Iva franquiciado: el gobierno aligera la carga para autónomos, pero a qué precio?
Tras años de reivindicaciones
, el Ejecutivo ha incluido en su decreto anticrisis la trasposición de la directiva europea que exime del IVA a los autónomos con facturación inferior a 85.000 euros anuales. Un cambio que, en teoría, simplifica la fiscalidad y alivia la presión sobre miles de profesionales, pero que conlleva una consecuencia importante: la renuncia a la deducción del IVA soportado.Un respiro, pero con saldo
La medida, que se aplica a aquellos que facturan menos de 85.000 euros, implica la eliminación de las obligaciones trimestrales ante la Agencia Tributaria. Sin embargo, la realidad es que se debe renunciar a recuperar el IVA pagado en las compras relacionadas con la actividad profesional.

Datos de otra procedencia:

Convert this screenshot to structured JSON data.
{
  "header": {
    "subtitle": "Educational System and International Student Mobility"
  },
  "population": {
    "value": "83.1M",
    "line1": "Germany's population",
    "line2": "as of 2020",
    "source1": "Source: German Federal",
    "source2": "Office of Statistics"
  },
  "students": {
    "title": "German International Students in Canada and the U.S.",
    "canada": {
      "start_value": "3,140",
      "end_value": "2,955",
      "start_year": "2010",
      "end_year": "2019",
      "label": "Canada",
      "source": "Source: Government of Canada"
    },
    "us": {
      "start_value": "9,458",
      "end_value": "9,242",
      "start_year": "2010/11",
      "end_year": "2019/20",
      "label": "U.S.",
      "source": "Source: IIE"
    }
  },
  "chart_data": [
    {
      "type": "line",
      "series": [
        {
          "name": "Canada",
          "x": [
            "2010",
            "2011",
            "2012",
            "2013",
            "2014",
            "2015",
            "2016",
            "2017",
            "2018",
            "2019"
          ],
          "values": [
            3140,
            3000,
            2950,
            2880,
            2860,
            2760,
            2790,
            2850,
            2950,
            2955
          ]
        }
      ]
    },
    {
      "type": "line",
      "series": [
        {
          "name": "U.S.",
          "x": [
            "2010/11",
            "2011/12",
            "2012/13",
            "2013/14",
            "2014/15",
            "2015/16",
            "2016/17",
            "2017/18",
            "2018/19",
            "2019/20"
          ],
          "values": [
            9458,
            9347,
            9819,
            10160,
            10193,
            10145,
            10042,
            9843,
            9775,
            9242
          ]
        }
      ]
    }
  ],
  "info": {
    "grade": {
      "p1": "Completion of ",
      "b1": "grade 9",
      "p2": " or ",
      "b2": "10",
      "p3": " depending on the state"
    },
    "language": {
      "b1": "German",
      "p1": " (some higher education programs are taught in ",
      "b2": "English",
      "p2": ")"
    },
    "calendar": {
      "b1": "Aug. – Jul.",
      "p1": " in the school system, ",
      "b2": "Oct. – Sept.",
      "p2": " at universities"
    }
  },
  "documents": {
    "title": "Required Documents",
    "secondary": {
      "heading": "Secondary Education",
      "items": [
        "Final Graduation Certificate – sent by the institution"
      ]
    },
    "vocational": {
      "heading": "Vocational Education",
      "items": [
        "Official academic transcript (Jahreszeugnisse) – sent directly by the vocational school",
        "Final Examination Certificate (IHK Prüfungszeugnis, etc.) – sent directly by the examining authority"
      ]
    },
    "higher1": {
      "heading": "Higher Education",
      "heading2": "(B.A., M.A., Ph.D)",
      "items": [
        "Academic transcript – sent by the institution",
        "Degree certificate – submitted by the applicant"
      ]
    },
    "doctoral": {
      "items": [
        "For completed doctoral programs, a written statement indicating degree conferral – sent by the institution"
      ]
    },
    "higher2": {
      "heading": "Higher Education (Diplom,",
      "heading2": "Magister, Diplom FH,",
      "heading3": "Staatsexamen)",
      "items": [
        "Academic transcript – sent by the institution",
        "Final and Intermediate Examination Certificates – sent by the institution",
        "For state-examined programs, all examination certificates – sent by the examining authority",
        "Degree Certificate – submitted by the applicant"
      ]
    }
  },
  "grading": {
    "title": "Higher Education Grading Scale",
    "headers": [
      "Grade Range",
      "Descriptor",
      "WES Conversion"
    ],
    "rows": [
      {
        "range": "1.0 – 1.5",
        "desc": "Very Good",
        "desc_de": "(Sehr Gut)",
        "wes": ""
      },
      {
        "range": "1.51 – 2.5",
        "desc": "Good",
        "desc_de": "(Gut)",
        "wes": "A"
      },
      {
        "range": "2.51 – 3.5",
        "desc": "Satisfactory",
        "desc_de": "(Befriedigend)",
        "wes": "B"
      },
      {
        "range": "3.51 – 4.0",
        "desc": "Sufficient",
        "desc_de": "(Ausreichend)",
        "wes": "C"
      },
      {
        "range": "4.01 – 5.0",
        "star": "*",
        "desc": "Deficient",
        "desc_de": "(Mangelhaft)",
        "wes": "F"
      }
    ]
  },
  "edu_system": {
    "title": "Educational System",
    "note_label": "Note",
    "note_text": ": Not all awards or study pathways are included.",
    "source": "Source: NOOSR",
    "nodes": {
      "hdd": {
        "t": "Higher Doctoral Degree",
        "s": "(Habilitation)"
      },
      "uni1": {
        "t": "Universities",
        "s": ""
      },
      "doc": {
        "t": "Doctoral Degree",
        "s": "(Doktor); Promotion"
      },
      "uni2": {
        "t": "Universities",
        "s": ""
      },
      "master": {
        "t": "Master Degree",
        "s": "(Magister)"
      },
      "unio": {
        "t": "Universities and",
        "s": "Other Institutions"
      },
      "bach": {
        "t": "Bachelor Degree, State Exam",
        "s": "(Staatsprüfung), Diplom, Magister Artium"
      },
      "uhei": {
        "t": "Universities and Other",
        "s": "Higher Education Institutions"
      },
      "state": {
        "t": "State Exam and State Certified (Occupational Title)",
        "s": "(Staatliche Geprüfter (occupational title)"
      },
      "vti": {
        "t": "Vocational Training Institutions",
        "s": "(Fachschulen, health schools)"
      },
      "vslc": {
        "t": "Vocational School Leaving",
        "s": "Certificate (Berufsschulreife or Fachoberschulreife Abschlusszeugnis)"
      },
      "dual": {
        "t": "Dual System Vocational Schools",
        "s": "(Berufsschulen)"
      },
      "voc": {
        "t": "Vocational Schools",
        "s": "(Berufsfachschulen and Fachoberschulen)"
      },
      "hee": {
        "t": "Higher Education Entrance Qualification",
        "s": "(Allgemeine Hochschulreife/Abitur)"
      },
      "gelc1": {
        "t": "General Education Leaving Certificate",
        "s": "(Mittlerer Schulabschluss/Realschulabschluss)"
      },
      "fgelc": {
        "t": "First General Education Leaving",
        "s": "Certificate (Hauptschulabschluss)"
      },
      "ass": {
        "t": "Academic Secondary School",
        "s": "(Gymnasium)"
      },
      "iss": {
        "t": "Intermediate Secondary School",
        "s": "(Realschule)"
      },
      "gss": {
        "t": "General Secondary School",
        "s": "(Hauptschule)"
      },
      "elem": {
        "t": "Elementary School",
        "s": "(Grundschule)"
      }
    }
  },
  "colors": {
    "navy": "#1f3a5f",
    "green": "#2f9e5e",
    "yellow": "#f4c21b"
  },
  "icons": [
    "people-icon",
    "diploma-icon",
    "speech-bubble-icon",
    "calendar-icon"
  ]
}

Un ajuste que, según estimaciones de la ATA, podría beneficiar a 770.000 autónomos, generando un ahorro anual de más de 500 millones de euros.

Detalles clave y exclusiones
Pero no todo es color de rosa. El acceso a este régimen está condicionado a un nivel de ingresos relativamente bajo, y existen excepciones claras. Autónomos con facturación superior a 85.000 euros no podrán acogerse al sistema. Tampoco se aplicará a actividades con operaciones intracomunitarias o a ciertos sectores regulados, donde el control del IVA es más riguroso. Se espera que el sistema esté diseñado principalmente para profesionales con ingresos modestos y estructuras de negocio sencillas, alejándose de empresas con mayor inversión y complejidad.

El impacto en las tasas: ¿un 21% extra?
La consecuencia más directa de esta medida es una posible reducción del 21% en los precios finales para los clientes particulares. El autónomo puede elegir absorber ese 21% como margen de beneficio, o bien, trasladarlo al consumidor final. Un cálculo simplista, pero que ilustra el potencial impacto en el mercado. Sin embargo, para aquellos que operan con altos costes de inversión, como alquileres, maquinaria o materias primas, la renuncia a la deducción del IVA puede ser una carga considerable.

España deja atrás la excepción
Hasta ahora, España se erigía como la única nación europea que no había implementado la directiva europea. Este cambio, aunque limitado en su alcance, supone un avance significativo en la simplificación de la fiscalidad para los trabajadores por cuenta propia. Una decisión que, sin duda, generará debate y análisis en el sector.

Un ahorro de 300 euros mensuales, según la ata
La Federación Nacional de Asociaciones de Trabajadores Autónomos (ATA) estima que, en promedio, los autónomos podrían ahorrar unos 25 euros mensuales, lo que se traduce en cerca de 300 euros anuales. Un alivio tangible, aunque no exento de implicaciones estratégicas para cada negocio.